Agriculture Reference
In-Depth Information
Dehydrogenase (DHA) activity typically occurs in all viable microbial cells (Gianfreda et
al., 2005). Thus, its measurement is usually related to the presence of viable microorganisms
and their oxidative ability has been often used as a functional indicator of soil health. DHA is
related to a group of intracellular enzymes that are present in active soil microorganisms. This
enzyme is found in all living organisms and takes part in many metabolic reactions involved
in oxidative energy transfer in microbes. As dehydrogenases are not active as extracellular
enzymes in the soil, the management of DHA has been used as a good overall indicator of
microbial activity and of the capacity of microbes to oxidize soil organic matter (Bolton et al.,
1985; Dick, 1997). Several studies have demonstrated that dehydrogenase enzyme activity of
microorganisms is among the most sensitive parameters for the evaluation of toxicity (Shen et
al., 2005).
In this chapter, dehydrogenase activity was determined using a method developed by
Casida et al. (1964) using as subtract triphenyltetrazolium chloride (TTC) and glucose. After
24 hours of incubation triphenylformazan formed (TPF) from TTC was extracted with
methanol. According to Obbard et al. (2001) substrate-induced DHA was found to be a
sensitive assay for determining metal effects on the physiologically active soil microbial
biomass. The precision of the assay allows evaluating, separately, effects due to pH,
contaminant concentration and other soil properties.

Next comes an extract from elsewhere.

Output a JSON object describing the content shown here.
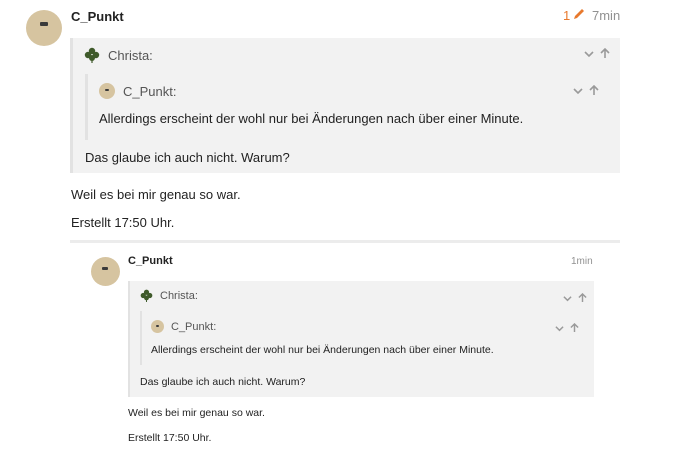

DHA activity varied significantly (P< 0.05) between control soil and BA and BD soils
(Figure 4), being the DHA activity in BC soil 2 times higher. This finding is in agreement
with (Trasar-Cepeda et al. 2000) who reported less dehydrogenase activity in metal-
contaminated soil than in a similar uncontaminated soil, and with Marzadori et al. (1996) who
stated that dehydrogenase activity was inhibited by the toxic effects of heavy metals,
particularly Pb. Dar (1996) also reported a decrease in dehydrogenase activity at 50 mg Cd
kg
-1
in a laboratory study.
DHA activity appears to depend on the type of pollutant; for example, it is high in soils
polluted with pulp and paper mill effluents and low in soils polluted with fly ash (Trasar-
Cepeda et al., 2000). Nevertheless, several studies have demonstrated that dehydrogenase
enzymatic activity of microorganisms is among the most sensitive parameters for evaluation
of toxicity (12), and that may be the reason why dehydrogenases activity are a frequently used
test for determining the influence of various pollutants (heavy metals, pesticide, crude oil,
etc.) on the microbiological quality of soil (Margesin et al., 2002).
The fluorescein diacetate hydrolysis (FDAH) assay measures the hydrolytic enzyme
activities of microbial populations and can provide an estimate of overall microbial activity in
an environmental sample (Adam and Duncan, 2001; Bandick et al., 1999; Burns, 1982). The
assay is considered non-specific because it is sensitive to the activity of several enzyme
classes including urease, lipases, phosphatases, glucosidase, esterases and proteases (Bandick
et al, 1999; Hayano and Tubakai, 1985). The enzymes responsible for Fluorescein diacetate
(FDA) hydrolysis are plentiful in the soil environment, and are involved in the decomposition
of many types of tissues (Adam and Duncan, 2001). The ability to hydrolyse FDA thus seems
widespread, especially among the major decomposers, bacteria and fungi. Generally more tan
90% of the energy flow in a soil system passes through microbial decomposers, therefore an
assay which measures microbial decomposing activity will provide a good estimate of total
microbial activity (Adam and Duncan, 2001).